In classical immunology, the dendritic cell (DC) is the essential link between innate sensing of infection and adaptive T cell responses. Dendritic cells are uniquely able to move antigen from peripheral sites to lymph nodes (LN) (Broz et al., 2014), which is one of the few locations where naïve T cells can meet antigen. Of the array of innate sensors of infection that DC could potentially express, DC are the highest expressors of TLR3 (Miller et al., 2012), which is particularly able to identify the presence of intracellular infectious agents that demand T cells for effective control (Jelinek et al., 2011; Szeles et al., 2015). In addition, DCs are uniquely able to cross present cell associated antigens from other cells on their MHC Class I (Cruz et al., 2017), ensuring that these cells have all of the required tools to sense infection, carry antigen to T cells, and present that antigen to initiate T cell immune responses.

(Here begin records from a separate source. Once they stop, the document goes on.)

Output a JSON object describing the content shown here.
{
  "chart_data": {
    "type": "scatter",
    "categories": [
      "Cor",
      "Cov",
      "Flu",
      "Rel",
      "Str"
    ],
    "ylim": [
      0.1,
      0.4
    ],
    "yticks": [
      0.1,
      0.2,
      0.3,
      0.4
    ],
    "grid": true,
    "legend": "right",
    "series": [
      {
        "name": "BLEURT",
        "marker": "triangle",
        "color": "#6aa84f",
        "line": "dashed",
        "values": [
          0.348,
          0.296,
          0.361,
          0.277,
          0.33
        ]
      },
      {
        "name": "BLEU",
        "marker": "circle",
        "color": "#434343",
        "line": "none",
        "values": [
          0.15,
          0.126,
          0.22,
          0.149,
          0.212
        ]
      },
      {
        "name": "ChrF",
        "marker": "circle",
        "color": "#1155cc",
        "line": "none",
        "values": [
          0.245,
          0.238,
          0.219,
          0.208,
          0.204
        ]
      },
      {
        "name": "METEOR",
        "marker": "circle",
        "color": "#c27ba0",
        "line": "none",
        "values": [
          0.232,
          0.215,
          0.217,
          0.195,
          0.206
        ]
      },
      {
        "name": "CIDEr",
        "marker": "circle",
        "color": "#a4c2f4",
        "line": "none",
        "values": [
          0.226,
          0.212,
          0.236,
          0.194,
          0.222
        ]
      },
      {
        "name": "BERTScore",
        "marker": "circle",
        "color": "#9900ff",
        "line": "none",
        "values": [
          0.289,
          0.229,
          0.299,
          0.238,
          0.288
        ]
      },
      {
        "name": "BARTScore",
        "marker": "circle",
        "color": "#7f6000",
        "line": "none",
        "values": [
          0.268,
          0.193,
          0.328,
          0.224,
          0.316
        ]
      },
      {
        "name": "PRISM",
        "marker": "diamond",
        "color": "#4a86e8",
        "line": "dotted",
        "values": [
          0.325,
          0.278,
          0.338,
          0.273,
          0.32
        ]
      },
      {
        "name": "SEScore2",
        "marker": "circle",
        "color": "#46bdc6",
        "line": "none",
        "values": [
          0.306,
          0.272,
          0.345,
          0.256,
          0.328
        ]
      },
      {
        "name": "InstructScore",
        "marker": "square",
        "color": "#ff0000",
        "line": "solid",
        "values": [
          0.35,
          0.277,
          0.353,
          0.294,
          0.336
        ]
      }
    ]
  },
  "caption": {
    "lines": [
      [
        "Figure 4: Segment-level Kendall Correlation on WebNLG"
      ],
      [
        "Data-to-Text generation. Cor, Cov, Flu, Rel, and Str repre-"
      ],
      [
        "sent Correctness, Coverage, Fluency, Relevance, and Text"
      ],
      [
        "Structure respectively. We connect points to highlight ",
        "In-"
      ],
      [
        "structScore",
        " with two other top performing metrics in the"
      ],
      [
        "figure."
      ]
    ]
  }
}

In cancer, DCs are similarly central to generate initial immunity to tumors in preclinical models (Hildner et al., 2008; Medler et al., 2021). Radiation therapy is an effective tool to kill cancer cells within the treatment field, and DCs are well placed to take the released cell-associated antigen to generate T cell responses against cancer-associated antigens. In this review we will discuss the DCs involved in this process, and how they respond to radiation therapy. We also discuss the relative importance of DCs in new versus pre-existing immunity in mice, and by examining how DCs sense innate damage signals in the tumor environment, we explore how to target these cells to improve the immune consequence of radiation therapy in vivo.